Mortgage rates run housing
The housing market seems in somewhat brighter spirits lately. The housing market index (HMI) increased in January, the second consecutive month of improvement. This largely reflected the decline in residential mortgage rates and the belief the residential mortgage rates have likely peaked despite ongoing Fed tightening. Could that support a rebound in construction activity? Possibly, but that is not showing up in the data yet. January’s data for housing starts and permits came in below expectations. If the housing market rebounds, even slightly, that could spur more single-family construction activity. But that is not occurring yet. On the multifamily side, construction activity remains robust with deliveries this year and next year expected to exceed historical levels by a wide margin.
What it means for CRE
A resilient economy represents a double-edged sword.
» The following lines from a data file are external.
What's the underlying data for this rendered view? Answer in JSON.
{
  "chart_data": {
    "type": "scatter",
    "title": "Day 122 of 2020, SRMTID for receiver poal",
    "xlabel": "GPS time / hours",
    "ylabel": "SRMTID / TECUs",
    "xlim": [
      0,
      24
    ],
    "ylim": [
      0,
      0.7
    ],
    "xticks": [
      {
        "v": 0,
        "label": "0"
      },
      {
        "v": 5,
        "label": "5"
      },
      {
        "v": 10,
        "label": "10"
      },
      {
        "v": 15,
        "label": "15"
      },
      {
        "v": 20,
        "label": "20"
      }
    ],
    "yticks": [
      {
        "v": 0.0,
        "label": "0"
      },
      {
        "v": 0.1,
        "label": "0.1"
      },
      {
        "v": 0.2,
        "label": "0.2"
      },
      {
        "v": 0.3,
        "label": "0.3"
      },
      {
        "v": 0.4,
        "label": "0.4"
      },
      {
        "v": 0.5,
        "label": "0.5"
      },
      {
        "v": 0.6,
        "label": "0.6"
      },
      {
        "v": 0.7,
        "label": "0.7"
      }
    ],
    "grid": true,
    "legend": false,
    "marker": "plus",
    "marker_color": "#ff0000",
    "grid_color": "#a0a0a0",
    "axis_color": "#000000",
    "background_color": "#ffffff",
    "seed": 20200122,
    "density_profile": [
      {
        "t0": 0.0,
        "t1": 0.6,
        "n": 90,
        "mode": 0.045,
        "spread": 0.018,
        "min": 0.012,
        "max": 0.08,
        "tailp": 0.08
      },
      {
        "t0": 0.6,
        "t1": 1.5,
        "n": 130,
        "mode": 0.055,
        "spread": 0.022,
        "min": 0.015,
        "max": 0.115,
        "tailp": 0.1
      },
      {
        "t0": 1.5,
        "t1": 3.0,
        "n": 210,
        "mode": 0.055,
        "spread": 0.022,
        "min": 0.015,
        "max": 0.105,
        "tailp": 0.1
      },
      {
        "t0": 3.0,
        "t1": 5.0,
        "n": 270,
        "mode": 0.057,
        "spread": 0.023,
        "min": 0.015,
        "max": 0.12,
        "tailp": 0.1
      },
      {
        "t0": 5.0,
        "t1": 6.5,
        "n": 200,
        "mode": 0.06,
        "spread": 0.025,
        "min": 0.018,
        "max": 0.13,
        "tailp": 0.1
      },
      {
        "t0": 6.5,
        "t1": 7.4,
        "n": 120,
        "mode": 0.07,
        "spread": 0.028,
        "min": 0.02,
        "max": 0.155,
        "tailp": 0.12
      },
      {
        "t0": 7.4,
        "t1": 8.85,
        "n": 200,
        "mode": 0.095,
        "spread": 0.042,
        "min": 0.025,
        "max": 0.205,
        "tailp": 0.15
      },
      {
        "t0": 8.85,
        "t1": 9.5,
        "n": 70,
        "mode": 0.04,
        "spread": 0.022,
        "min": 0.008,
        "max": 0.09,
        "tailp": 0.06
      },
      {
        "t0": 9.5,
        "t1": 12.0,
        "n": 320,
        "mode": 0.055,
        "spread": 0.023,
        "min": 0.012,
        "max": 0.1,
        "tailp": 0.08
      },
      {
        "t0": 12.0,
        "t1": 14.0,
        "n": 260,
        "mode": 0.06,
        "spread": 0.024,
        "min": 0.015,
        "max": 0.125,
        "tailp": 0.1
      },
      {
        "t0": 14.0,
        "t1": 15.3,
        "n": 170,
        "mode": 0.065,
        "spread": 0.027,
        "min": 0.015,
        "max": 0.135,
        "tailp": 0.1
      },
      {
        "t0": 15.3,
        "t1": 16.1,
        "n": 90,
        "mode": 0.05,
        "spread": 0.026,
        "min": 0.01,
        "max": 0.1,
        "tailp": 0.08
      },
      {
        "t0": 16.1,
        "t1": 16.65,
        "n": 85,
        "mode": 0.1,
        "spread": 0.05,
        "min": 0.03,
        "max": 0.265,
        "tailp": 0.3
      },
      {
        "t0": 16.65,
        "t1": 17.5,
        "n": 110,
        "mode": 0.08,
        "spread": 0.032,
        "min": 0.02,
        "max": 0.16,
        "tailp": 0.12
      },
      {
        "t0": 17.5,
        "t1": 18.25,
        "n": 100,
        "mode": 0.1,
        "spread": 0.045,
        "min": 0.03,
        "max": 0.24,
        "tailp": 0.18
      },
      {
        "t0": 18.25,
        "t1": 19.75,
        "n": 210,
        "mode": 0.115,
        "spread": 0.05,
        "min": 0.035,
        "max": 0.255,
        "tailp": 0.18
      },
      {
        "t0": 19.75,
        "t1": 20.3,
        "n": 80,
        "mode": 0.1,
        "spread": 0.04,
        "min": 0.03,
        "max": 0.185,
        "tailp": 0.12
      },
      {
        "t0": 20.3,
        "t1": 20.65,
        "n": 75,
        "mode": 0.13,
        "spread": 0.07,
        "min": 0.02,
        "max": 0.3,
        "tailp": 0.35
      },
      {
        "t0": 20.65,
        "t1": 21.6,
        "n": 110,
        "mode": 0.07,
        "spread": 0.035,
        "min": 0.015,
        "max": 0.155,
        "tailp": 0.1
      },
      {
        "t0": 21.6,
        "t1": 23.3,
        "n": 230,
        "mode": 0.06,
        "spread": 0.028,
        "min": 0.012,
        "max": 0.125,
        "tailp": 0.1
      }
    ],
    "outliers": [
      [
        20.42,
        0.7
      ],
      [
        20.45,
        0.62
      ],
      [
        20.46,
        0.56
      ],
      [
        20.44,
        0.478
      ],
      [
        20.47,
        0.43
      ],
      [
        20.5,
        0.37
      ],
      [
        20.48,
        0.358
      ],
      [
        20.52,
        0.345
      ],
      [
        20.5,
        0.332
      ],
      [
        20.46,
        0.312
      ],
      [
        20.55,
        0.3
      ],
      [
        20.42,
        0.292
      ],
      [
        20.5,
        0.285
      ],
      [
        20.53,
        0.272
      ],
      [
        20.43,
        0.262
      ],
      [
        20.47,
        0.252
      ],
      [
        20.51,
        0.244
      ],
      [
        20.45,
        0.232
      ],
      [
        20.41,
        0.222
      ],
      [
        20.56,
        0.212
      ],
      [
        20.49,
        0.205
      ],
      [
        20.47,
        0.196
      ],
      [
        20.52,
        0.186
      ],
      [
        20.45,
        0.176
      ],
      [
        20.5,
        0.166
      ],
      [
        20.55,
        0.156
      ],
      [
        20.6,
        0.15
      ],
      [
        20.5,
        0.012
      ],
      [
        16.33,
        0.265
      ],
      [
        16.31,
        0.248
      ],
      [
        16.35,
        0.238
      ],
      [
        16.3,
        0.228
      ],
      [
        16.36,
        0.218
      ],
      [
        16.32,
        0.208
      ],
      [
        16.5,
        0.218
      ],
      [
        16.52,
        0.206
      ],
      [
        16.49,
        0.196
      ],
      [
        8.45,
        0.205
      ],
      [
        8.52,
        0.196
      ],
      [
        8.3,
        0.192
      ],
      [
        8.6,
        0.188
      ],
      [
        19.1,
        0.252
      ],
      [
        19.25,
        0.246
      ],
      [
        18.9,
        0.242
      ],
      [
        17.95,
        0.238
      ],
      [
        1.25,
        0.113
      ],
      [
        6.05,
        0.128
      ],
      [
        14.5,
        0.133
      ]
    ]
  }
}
On the one hand, healthy consumer spending and maintaining momentum presents a positive environment for commercial real estate (CRE) performance. Demand, supply, vacancy rates, and rents all tend to perform better during better economic environments. Yet, this resilience also means that the Fed is likely to raise rates slightly more aggressively, which ultimately runs the risk of overshooting and slowing the economy more severely. That would certainly risk a downward turn in the performance of the CRE space market. For now, property fundamentals are generally slowing, but the Fed remains the greatest source of uncertainty.
“…property fundamentals are generally slowing, but the Fed remains the greatest source of uncertainty.”
Thought of the week
The six-month Treasury yield recently reached 5% for the first time since 2007.